Six cards and six envelopes are numbered $1,2,3,4,5,6$ and the cards are to be placed into the envelopes so that each envelope contain exactly one card and no card is placed into the envelope bearing the same number and moreover, the card numbered $1$ is always placed in the envelope numbered $2$. What is the number of ways in which this can be done?
Attempt: If we have $6$ cards and $6$ envelopes such that no cards is in their corresponding envelope, then the number of ways is:
$$\displaystyle 6!\bigg(1-\frac{1}{1!}+\frac{1}{2!}-\frac{1}{3!}+\frac{1}{4!}-\frac{1}{5!}+\frac{1}{6!}\bigg) = 360-120+30-6+1 = 265$$
However, I do not understand how to solve the original question. Could someone help with this?
Best Answer
Given $D_6=265$, it follows that the answer to your problem is $\frac{265}{5}=53$, since the $265$ is all derangements with card 1 going into any of 5 different envelopes, and otherwise these derangements are completely symmetrical.
But here is another way of solving this problem:
You get a recursive formula where every time you are dealing with a bunch of cards and envelopes, one card of which does not math any of the envelopes, and one envelope of which does not match any of the cards.
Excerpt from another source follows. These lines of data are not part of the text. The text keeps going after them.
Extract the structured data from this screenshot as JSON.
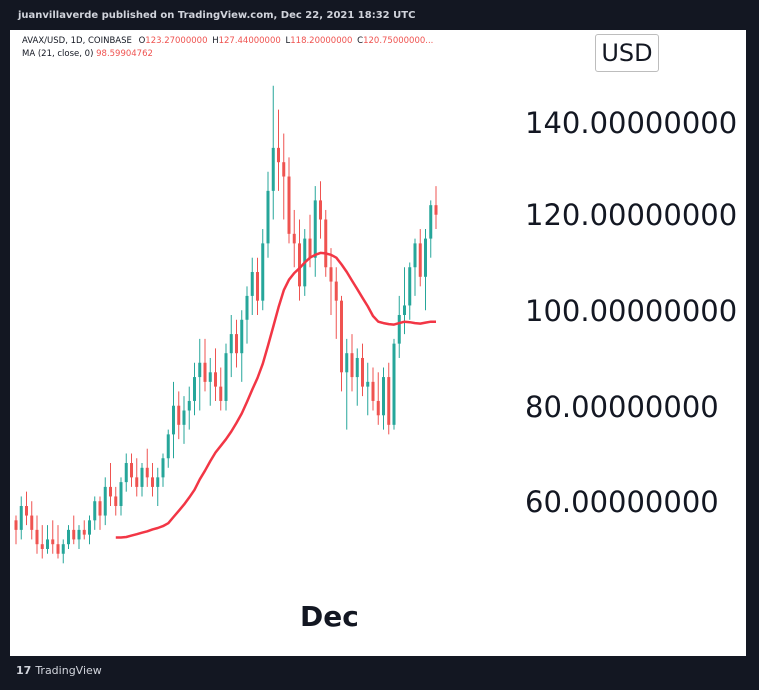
{
  "header": {
    "published": "juanvillaverde published on TradingView.com, Dec 22, 2021 18:32 UTC"
  },
  "legend": {
    "symbol": "AVAX/USD, 1D, COINBASE",
    "open_label": "O",
    "open": "123.27000000",
    "high_label": "H",
    "high": "127.44000000",
    "low_label": "L",
    "low": "118.20000000",
    "close_label": "C",
    "close": "120.75000000...",
    "ma_label": "MA (21, close, 0)",
    "ma_value": "98.59904762"
  },
  "currency": "USD",
  "footer": {
    "logo_mark": "17",
    "logo_text": "TradingView"
  },
  "colors": {
    "up": "#26a69a",
    "down": "#ef5350",
    "ma": "#f23645"
  },
  "chart_data": {
    "type": "candlestick",
    "title": "",
    "xlabel": "Dec",
    "ylabel": "USD",
    "ylim": [
      40,
      155
    ],
    "yticks": [
      140,
      120,
      100,
      80,
      60
    ],
    "ytick_labels": [
      "140.00000000",
      "120.00000000",
      "100.00000000",
      "80.00000000",
      "60.00000000"
    ],
    "x_tick_labels": [
      "Dec"
    ],
    "candles": [
      [
        57,
        58,
        52,
        55
      ],
      [
        55,
        62,
        53,
        60
      ],
      [
        60,
        63,
        56,
        58
      ],
      [
        58,
        61,
        53,
        55
      ],
      [
        55,
        58,
        50,
        52
      ],
      [
        52,
        56,
        49,
        51
      ],
      [
        51,
        56,
        50,
        53
      ],
      [
        53,
        57,
        50,
        52
      ],
      [
        52,
        56,
        49,
        50
      ],
      [
        50,
        53,
        48,
        52
      ],
      [
        52,
        56,
        51,
        55
      ],
      [
        55,
        58,
        52,
        53
      ],
      [
        53,
        56,
        51,
        55
      ],
      [
        55,
        57,
        53,
        54
      ],
      [
        54,
        58,
        52,
        57
      ],
      [
        57,
        62,
        55,
        61
      ],
      [
        61,
        62,
        55,
        58
      ],
      [
        58,
        66,
        56,
        64
      ],
      [
        64,
        69,
        60,
        62
      ],
      [
        62,
        64,
        58,
        60
      ],
      [
        60,
        66,
        58,
        65
      ],
      [
        65,
        71,
        63,
        69
      ],
      [
        69,
        71,
        64,
        66
      ],
      [
        66,
        70,
        62,
        64
      ],
      [
        64,
        69,
        62,
        68
      ],
      [
        68,
        72,
        64,
        66
      ],
      [
        66,
        69,
        62,
        64
      ],
      [
        64,
        68,
        60,
        66
      ],
      [
        66,
        71,
        64,
        70
      ],
      [
        70,
        76,
        68,
        75
      ],
      [
        75,
        86,
        70,
        81
      ],
      [
        81,
        84,
        74,
        77
      ],
      [
        77,
        83,
        73,
        80
      ],
      [
        80,
        85,
        76,
        82
      ],
      [
        82,
        90,
        79,
        87
      ],
      [
        87,
        95,
        80,
        90
      ],
      [
        90,
        95,
        84,
        86
      ],
      [
        86,
        91,
        81,
        88
      ],
      [
        88,
        93,
        82,
        85
      ],
      [
        85,
        89,
        80,
        82
      ],
      [
        82,
        94,
        80,
        92
      ],
      [
        92,
        100,
        87,
        96
      ],
      [
        96,
        99,
        89,
        92
      ],
      [
        92,
        101,
        86,
        99
      ],
      [
        99,
        106,
        94,
        104
      ],
      [
        104,
        112,
        100,
        109
      ],
      [
        109,
        112,
        100,
        103
      ],
      [
        103,
        118,
        101,
        115
      ],
      [
        115,
        130,
        112,
        126
      ],
      [
        126,
        148,
        120,
        135
      ],
      [
        135,
        143,
        126,
        132
      ],
      [
        132,
        138,
        120,
        129
      ],
      [
        129,
        133,
        115,
        117
      ],
      [
        117,
        122,
        110,
        115
      ],
      [
        115,
        120,
        103,
        106
      ],
      [
        106,
        118,
        104,
        116
      ],
      [
        116,
        121,
        110,
        112
      ],
      [
        112,
        127,
        108,
        124
      ],
      [
        124,
        128,
        116,
        120
      ],
      [
        120,
        122,
        108,
        110
      ],
      [
        110,
        114,
        100,
        107
      ],
      [
        107,
        110,
        95,
        103
      ],
      [
        103,
        104,
        84,
        88
      ],
      [
        88,
        95,
        76,
        92
      ],
      [
        92,
        96,
        84,
        87
      ],
      [
        87,
        93,
        81,
        91
      ],
      [
        91,
        94,
        83,
        85
      ],
      [
        85,
        90,
        79,
        86
      ],
      [
        86,
        89,
        80,
        82
      ],
      [
        82,
        88,
        77,
        79
      ],
      [
        79,
        89,
        76,
        87
      ],
      [
        87,
        90,
        75,
        77
      ],
      [
        77,
        95,
        76,
        94
      ],
      [
        94,
        104,
        91,
        100
      ],
      [
        100,
        110,
        96,
        102
      ],
      [
        102,
        111,
        99,
        110
      ],
      [
        110,
        116,
        104,
        115
      ],
      [
        115,
        118,
        106,
        108
      ],
      [
        108,
        118,
        101,
        116
      ],
      [
        116,
        124,
        112,
        123
      ],
      [
        123,
        127,
        118,
        121
      ]
    ],
    "ma": [
      null,
      null,
      null,
      null,
      null,
      null,
      null,
      null,
      null,
      null,
      null,
      null,
      null,
      null,
      null,
      null,
      null,
      null,
      null,
      53.4,
      53.4,
      53.5,
      53.8,
      54.1,
      54.4,
      54.7,
      55.1,
      55.4,
      55.8,
      56.4,
      57.7,
      59.0,
      60.3,
      61.8,
      63.4,
      65.6,
      67.4,
      69.4,
      71.2,
      72.6,
      74.0,
      75.6,
      77.4,
      79.4,
      81.8,
      84.4,
      86.8,
      89.8,
      93.6,
      97.6,
      101.6,
      105.2,
      107.4,
      108.8,
      109.8,
      111.0,
      112.0,
      112.6,
      113.0,
      112.9,
      112.6,
      112.0,
      110.6,
      109.0,
      107.2,
      105.4,
      103.6,
      101.8,
      99.8,
      98.6,
      98.3,
      98.1,
      98.0,
      98.3,
      98.6,
      98.5,
      98.3,
      98.2,
      98.4,
      98.6,
      98.6
    ]
  }
}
So call these the 'isolated card' and 'isolated envelope'. So, after putting card 1 in envelope 2, card 2 is the isolated card , and envelop 1 the isolated envelope. At each step, you can either put the isolated card into the isolated envelope, giving us a classic deranegment problem, or we put the isolated card into one of the other envelope, but that gives us a new 'isolated card and envelope problem', but with 1 less card and envelope.
That is: you can either put card 2 in envelope 1, giving us the derangement number for 4, or you can put card number 2 in any of the other 4 envelopes, in which case we have the analogous problem but with 1 card and 1 envelope less. So, for each of those 4 cases, you can again either put the isolated card into the isolated envelope (derangement number 3), or put the isolated card into one of the other 3 envelopes ... In which case ... Etc.
So you get:
$$D_4 + 4*(D_3+3*(D_2 + 2* (D_1+ 1*D_0)))=9+4*(2+3*(1+2*(0+1)))=$$
$$9+4*(2+3*(1+2))=9+4*(2+9)=9+4*11=\boxed{53}$$
More formally: Let us say that we have $n$ matching cards and enveloe numbers, and 1 isolated card and 1 isolated envelope. Let us say that $F_n$ is the number of ways we can put the cards into the envelopes so that no numbers match. Then we have in general:
$$F_0=1$$
(If you just have 1 isolated card and 1 envelope, put the card in the envelope)
$$F_{n+1}=D_{n+1}+(n+1)*F_n$$
(You can either put the isolated card into the isolated envelope, giving a classic derangement problem for $n+1$, or put the isolated card into one of the other $n+1$ other envelopes, giving us $F_n$ possibilities for each)